Metabolic Syndrome [see Warnings and Precautions (5.3)]
Cardiovascular Diseases [see Warnings and Precautions (5.4)].
Effect of QT/QTc Interval [see Warnings and Precautions (5.5)].
6.2 Postmarketing Experience
Additions and/or revisions underlined:
…
Cardiovascular System – cerebrovascular accident, myocardial infarction, pulmonary emboli, thromboembolic events (including deep venous thrombosis, transient ischemic attack, and thrombophlebitis)
Central/Peripheral Nervous System – convulsions
Hepatobiliary Disorder – non-alcoholic fatty liver disease
Respiratory, Thoracic, and Mediastinal Disorder – interstitial lung disease

17 PCI/PI/MG (Patient Counseling Information/Patient Information/Medication Guide)

PATIENT COUNSELING INFORMATION

Additions and/or revisions underlined:

Metabolic Syndrome

Advise patients that there is an increased risk of metabolic changes such as hyperglycemia, diabetes, hyperlipidemia, and non-alcoholic fatty liver disease with TRELSTAR therapy. Inform patients that periodic monitoring for hyperglycemia and diabetes is required when being treated with TRELSTAR [see Warnings and Precautions (5.5)].
…

12/14/2018 (SUPPL-35)

Approved Drug Label (PDF)

5 Warnings and Precautions

Newly added subsection:

5.9 Embryo-Fetal Toxicity

Based on findings from animal studies and mechanism of action, TRELSTAR can cause fetal harm when administered to a pregnant woman. In animal developmental and reproductive toxicology studies, daily administration of triptorelin to pregnant rats during the period of organogenesis caused maternal toxicity and embryo-fetal toxicities, including loss of pregnancy, at doses as low as 0.2, 0.8, and 8 times the estimated human daily dose based on body surface area. Advise pregnant patients and females of reproductive potential of the potential risk to the fetus.

6 Adverse Reactions

6.2 Postmarketing Experience

Additions and/or revisions underlined:

During postmarketing experience, convulsions, interstitial lung disease, and thromboembolic events …

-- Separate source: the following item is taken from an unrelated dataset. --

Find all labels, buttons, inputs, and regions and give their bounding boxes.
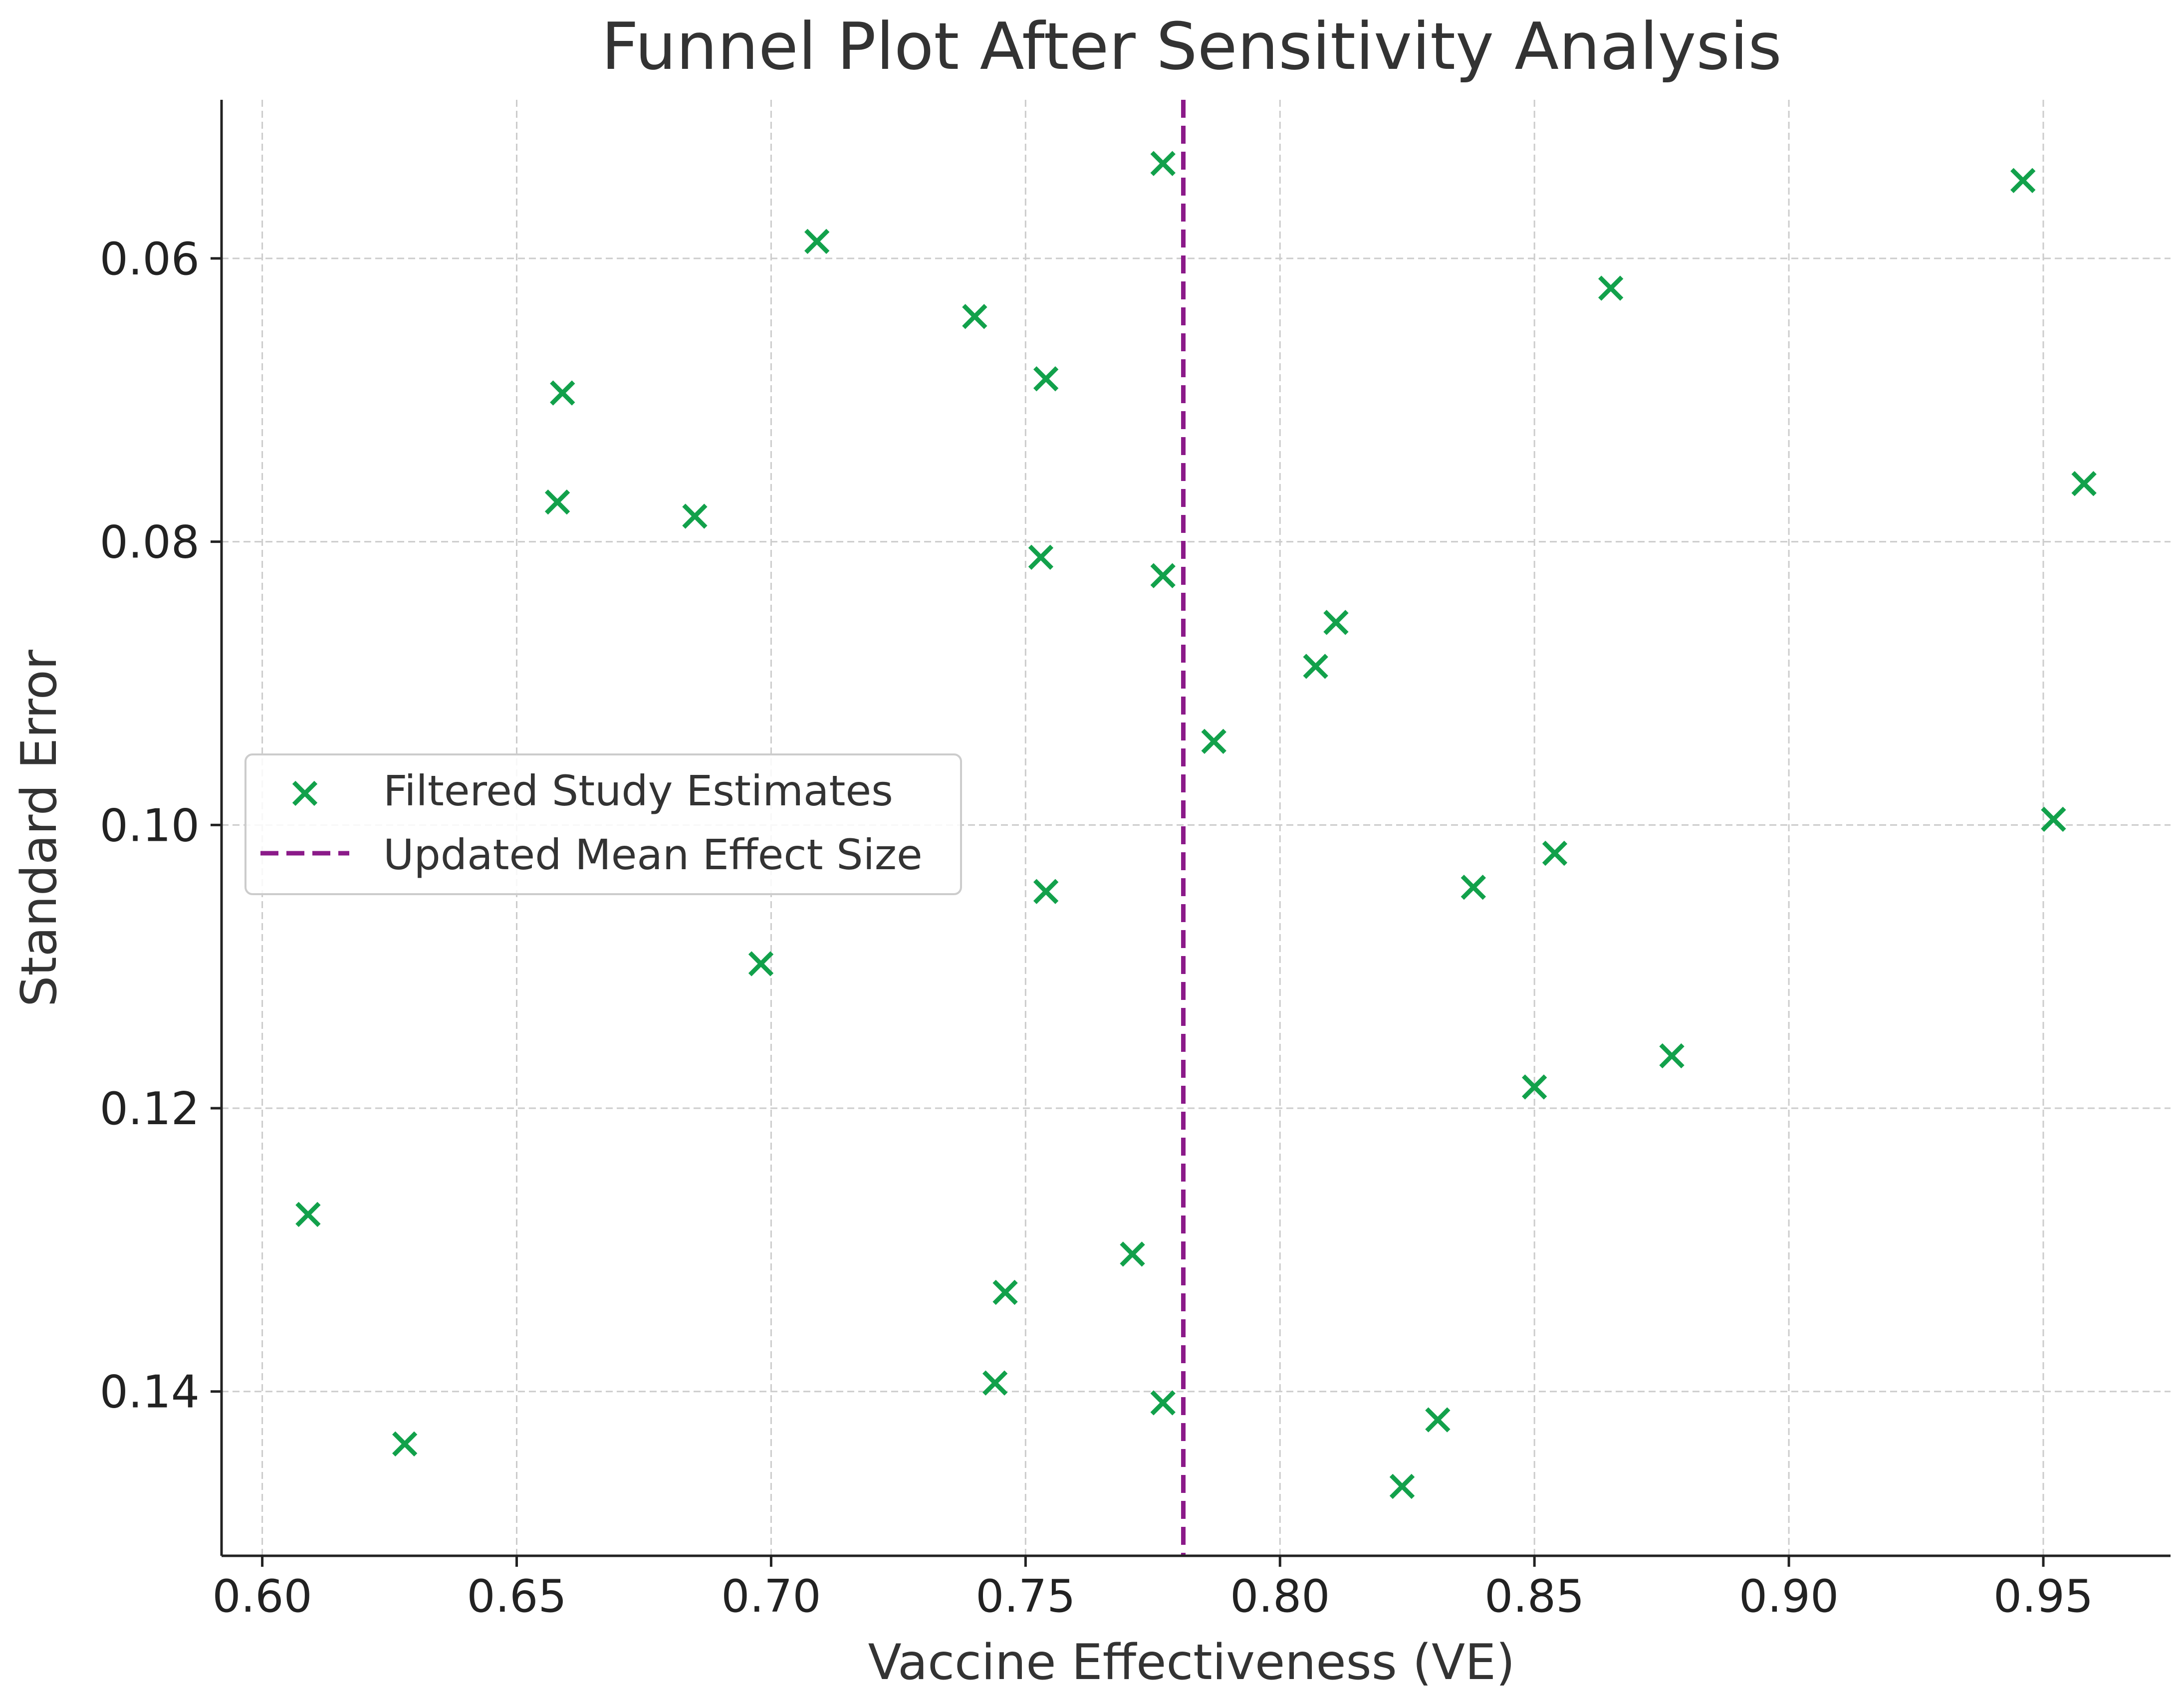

8 Use in Specific Populations

8.1 Pregnancy

8.2 Lactation

8.3 Females and Males of Reproductive Potential

PLLR conversion; extensive changes. Please refer to label for complete information.

17 PCI/PI/MG (Patient Counseling Information/Patient Information/Medication Guide)

PATIENT COUNSELING INFORMATION

Extensively changed; please refer to label for complete information.